To enable textfile metrics:
1. Enable the collector with `-collector.textfile=true`
2. Provide the directory to read files from with the `-collector.textfile.directory` flag
Metrics collected from these files will be exposed directly alongside the other metrics without any additional processing.

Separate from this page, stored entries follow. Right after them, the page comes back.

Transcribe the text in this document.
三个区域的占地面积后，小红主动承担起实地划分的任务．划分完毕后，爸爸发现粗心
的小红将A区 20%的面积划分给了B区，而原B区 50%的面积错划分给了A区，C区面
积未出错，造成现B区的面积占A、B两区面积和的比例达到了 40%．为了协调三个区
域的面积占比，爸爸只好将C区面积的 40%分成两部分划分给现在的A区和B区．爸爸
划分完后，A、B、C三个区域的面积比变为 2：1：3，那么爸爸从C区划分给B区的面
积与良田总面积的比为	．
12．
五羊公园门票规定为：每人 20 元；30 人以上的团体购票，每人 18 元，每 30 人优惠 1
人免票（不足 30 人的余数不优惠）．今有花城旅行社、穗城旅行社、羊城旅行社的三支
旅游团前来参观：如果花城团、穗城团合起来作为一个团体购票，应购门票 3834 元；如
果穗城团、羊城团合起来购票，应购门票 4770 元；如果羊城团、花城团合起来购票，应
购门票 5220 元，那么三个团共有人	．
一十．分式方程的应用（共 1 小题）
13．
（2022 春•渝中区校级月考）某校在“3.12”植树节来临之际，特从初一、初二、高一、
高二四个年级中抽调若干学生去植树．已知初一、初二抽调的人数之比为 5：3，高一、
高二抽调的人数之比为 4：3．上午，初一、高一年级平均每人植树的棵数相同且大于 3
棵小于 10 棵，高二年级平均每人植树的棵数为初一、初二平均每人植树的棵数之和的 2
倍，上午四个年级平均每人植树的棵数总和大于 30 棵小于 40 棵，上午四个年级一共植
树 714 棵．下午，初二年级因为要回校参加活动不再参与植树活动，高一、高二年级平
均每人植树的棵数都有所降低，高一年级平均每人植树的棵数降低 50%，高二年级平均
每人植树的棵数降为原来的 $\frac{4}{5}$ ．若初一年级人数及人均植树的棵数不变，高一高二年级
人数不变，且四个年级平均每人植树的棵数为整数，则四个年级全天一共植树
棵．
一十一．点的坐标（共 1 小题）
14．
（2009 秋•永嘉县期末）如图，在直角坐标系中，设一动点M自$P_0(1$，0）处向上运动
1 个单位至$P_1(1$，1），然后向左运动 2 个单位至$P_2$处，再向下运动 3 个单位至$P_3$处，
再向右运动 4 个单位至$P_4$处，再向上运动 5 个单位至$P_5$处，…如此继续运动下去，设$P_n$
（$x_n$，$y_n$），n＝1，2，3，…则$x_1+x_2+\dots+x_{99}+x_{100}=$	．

This means that it is the responsibility of the file creator to ensure the format is correct.
By exporting textfile metrics an extra metric is also exported with an error count for each file:
```
# HELP textfile_error Checks for errors while reading text files
# TYPE textfile_error gauge
textfile_error{path="file.prom"} 0
```
**NOTE:** Any file not ending with `.prom` will be ignored.